The next day we departed early from our hotel and this time headed east towards Famagusta. Famagusta is a strange city, having large sections of its suburbs fenced-off after Turkish invasion and occupation in the mid-70s, but still being an operational commercial hub.
There are a number of so-called ghost-towns around the city, where abandoned houses (some partially built) still stand as an eerie reminder of the invasion.
We started our exploration by walking atop the citadel walls (the Victory Monument in the distance on the roundabout):
Famagusta’s old cathedral, now the Lala Mustafa Pasha Mosque:
No idea what this was, but red is usually a sign to stay away:
Our ultimate destination was the far eastern tip of the island, Altınkum Plajı, but first we drove up the eastern coast to the Salamis Ancient City.
Salamis was an ancient Greek city-state and excavations in the 20th century uncovered a Roman amphitheatre:
Liz put on a performance for the encaptivated crowd:
Ancient statues are far more fun than fairground cardboard cut-outs:
The place was literally deserted, and it was so hot, so why not…:
I’ve often thought this would make a great canvas print:
Altınkum Plajı, or the Golden Beach, is situated almost as far north east as you can go, and that was our final destination for some food and relaxation before heading back.
The beach lived-up to its name:
It was possible to stay on the beach in small huts, but we only found out on arrival. However, wild donkeys soon made up for that disappointment:
The donkey is Liz’s favourite animal by a long way:
The drive back to our hotel was long but the day had been fantastic and completely worth it.
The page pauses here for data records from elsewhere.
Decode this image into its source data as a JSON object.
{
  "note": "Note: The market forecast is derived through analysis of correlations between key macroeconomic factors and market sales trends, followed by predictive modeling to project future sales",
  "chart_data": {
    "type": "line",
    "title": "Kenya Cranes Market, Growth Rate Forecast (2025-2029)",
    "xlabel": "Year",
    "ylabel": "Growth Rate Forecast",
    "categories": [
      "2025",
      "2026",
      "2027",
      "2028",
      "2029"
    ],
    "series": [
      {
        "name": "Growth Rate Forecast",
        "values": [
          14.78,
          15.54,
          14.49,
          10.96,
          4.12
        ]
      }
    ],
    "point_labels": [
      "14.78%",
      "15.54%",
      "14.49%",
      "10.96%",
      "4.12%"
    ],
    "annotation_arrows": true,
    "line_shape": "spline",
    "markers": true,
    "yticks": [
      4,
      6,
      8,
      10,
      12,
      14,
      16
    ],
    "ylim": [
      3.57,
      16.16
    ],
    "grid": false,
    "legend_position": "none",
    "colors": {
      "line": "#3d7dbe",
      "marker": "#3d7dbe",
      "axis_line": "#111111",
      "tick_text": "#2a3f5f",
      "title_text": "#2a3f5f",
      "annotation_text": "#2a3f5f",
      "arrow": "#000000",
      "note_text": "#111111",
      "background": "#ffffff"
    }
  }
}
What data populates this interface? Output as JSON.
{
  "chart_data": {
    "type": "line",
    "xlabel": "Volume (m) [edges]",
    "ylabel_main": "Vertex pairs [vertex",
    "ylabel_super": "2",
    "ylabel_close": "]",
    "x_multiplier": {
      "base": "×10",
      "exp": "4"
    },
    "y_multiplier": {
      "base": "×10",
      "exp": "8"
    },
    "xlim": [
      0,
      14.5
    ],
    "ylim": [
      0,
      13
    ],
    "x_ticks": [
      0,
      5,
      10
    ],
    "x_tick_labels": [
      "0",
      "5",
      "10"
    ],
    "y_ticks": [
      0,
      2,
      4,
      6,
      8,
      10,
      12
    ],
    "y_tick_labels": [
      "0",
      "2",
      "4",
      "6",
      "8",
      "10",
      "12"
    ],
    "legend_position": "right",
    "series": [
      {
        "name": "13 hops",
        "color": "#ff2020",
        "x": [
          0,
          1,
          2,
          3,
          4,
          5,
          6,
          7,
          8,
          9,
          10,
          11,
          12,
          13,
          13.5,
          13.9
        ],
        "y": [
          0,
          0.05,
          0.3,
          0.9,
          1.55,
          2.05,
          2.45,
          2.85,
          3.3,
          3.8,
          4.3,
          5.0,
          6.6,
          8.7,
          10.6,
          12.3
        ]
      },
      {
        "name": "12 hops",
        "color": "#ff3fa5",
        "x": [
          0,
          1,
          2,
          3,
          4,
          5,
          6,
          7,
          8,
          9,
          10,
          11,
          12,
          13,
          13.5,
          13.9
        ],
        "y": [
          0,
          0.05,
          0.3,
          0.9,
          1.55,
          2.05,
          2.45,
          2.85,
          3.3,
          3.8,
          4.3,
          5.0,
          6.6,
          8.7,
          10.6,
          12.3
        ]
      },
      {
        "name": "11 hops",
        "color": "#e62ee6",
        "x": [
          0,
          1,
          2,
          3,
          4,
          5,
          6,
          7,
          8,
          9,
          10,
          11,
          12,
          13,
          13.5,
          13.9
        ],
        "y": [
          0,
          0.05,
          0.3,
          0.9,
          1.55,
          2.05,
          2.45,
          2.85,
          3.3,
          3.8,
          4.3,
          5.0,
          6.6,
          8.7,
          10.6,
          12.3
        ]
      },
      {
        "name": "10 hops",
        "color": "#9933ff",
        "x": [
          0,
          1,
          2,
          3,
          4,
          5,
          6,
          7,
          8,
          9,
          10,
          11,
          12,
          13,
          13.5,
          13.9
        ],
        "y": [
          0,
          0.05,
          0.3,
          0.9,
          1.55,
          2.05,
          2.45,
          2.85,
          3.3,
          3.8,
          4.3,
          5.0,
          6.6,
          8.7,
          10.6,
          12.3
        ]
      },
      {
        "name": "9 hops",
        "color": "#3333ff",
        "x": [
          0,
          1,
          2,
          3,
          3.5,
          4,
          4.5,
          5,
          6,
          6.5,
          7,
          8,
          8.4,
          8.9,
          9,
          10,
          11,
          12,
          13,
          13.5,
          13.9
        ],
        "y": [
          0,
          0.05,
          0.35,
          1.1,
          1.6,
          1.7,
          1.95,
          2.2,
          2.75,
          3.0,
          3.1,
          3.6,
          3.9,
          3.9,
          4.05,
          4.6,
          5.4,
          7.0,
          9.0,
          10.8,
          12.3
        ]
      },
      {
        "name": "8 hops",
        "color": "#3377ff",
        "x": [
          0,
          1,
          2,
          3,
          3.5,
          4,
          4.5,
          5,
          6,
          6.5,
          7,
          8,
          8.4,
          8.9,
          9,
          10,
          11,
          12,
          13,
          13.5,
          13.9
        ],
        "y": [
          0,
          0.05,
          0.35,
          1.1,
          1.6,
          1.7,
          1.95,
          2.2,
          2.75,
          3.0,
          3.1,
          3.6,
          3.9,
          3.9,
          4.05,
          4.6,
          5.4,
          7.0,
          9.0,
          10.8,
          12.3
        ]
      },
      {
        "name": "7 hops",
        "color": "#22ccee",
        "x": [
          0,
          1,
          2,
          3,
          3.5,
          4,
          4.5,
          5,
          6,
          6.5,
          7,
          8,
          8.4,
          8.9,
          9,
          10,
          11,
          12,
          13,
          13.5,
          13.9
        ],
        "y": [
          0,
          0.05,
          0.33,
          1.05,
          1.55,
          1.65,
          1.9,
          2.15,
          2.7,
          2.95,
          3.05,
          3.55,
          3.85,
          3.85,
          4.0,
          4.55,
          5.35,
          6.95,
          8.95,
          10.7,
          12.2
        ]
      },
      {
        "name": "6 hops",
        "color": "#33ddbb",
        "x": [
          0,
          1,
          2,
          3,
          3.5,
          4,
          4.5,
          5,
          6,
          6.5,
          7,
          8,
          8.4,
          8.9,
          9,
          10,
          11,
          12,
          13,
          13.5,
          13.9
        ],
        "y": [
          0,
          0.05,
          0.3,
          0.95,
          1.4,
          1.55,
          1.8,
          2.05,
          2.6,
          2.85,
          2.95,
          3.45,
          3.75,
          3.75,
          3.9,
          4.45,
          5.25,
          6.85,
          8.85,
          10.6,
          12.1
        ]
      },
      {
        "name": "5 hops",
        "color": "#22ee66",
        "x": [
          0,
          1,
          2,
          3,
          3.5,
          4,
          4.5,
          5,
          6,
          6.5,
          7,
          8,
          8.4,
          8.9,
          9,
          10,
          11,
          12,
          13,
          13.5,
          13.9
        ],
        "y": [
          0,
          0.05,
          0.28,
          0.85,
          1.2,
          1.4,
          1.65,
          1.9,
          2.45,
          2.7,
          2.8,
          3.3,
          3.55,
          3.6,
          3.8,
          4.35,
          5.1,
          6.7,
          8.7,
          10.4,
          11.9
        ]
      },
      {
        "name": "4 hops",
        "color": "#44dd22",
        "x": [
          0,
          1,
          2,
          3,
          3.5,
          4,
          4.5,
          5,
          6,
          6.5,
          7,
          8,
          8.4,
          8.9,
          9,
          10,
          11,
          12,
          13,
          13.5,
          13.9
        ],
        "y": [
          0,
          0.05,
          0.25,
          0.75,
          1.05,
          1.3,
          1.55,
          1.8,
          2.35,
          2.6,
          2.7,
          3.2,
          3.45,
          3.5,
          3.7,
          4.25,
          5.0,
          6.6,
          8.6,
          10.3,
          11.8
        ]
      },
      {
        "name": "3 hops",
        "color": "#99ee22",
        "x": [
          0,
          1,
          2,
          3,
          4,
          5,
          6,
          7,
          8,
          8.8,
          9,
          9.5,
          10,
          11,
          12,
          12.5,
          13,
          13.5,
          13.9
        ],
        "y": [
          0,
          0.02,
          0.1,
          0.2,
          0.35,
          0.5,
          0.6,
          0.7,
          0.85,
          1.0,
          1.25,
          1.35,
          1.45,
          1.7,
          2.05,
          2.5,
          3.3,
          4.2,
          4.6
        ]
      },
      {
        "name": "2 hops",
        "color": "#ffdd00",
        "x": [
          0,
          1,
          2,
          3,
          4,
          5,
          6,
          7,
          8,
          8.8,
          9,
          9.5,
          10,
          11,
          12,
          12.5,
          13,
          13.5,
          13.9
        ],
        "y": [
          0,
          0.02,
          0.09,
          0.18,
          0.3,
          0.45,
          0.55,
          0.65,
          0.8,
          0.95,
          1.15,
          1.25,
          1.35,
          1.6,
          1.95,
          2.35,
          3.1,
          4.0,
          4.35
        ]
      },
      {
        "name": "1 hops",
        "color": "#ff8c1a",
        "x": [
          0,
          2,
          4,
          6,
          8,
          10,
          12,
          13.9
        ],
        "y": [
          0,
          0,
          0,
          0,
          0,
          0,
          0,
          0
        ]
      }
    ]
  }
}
The places were visually stunning and we had so much fun in the amphitheatre, on the beach and in the water.
The last day of the trip was match day. We had no place to stay at the end of the day as the flight home from Larnaca airport was around 04.00 the next morning.
Mosquée Selimiye:
Nicosia’s surrounding mountain range with the flag of Northern Cyprus:
After some last minutes pictures from internationally unrecognised Cyprus we crossed back over into internationally recognised Cyprus and met-up with Steve Austins, his sister-in-law, and Big Rob for brunch.
Steve and Rob were going to the match with me but Steve and his in-laws had kindly offered to keep Liz company at their home. First we had to collect our match tickets from the ground. Steve drove, Rob navigated, and I appeared on BBC Radio Wales via phone from the back seat for a short live interview on our chances of victory and qualification!
After a few drinks at Steve’s in-laws’ home (which included a pool!), Rob, Steve and I were taken for food by Steve’s brother-in-laws, who were also match-bound.
The atmosphere in the GSP Stadium was somewhat muted throughout, which we put down to the late kick-off, the heat, and the fact many fans seemed to be at the tail-end of half a day’s drinking.
Pre-match selfie:
The GSP Stadium:
Thankfully, Mr Bale delivered eight minutes from time, heading home a Jazz Richards cross to keep us on target for a top two finish.
Post-match, Liz and I were re-united in a bus depot where we got a bus to the airport. Liz slept whilst I drank beer and watched football highlights until we needed to board.
The whole trip was fantastic. Great weather, great food, great (and addictive) Turkish coffee, plenty of stunning scenery and gorgeous sunsets. Then there was the fun train travel, the beautiful wildlife, Steve’s family’s generosity, and of course the right football result.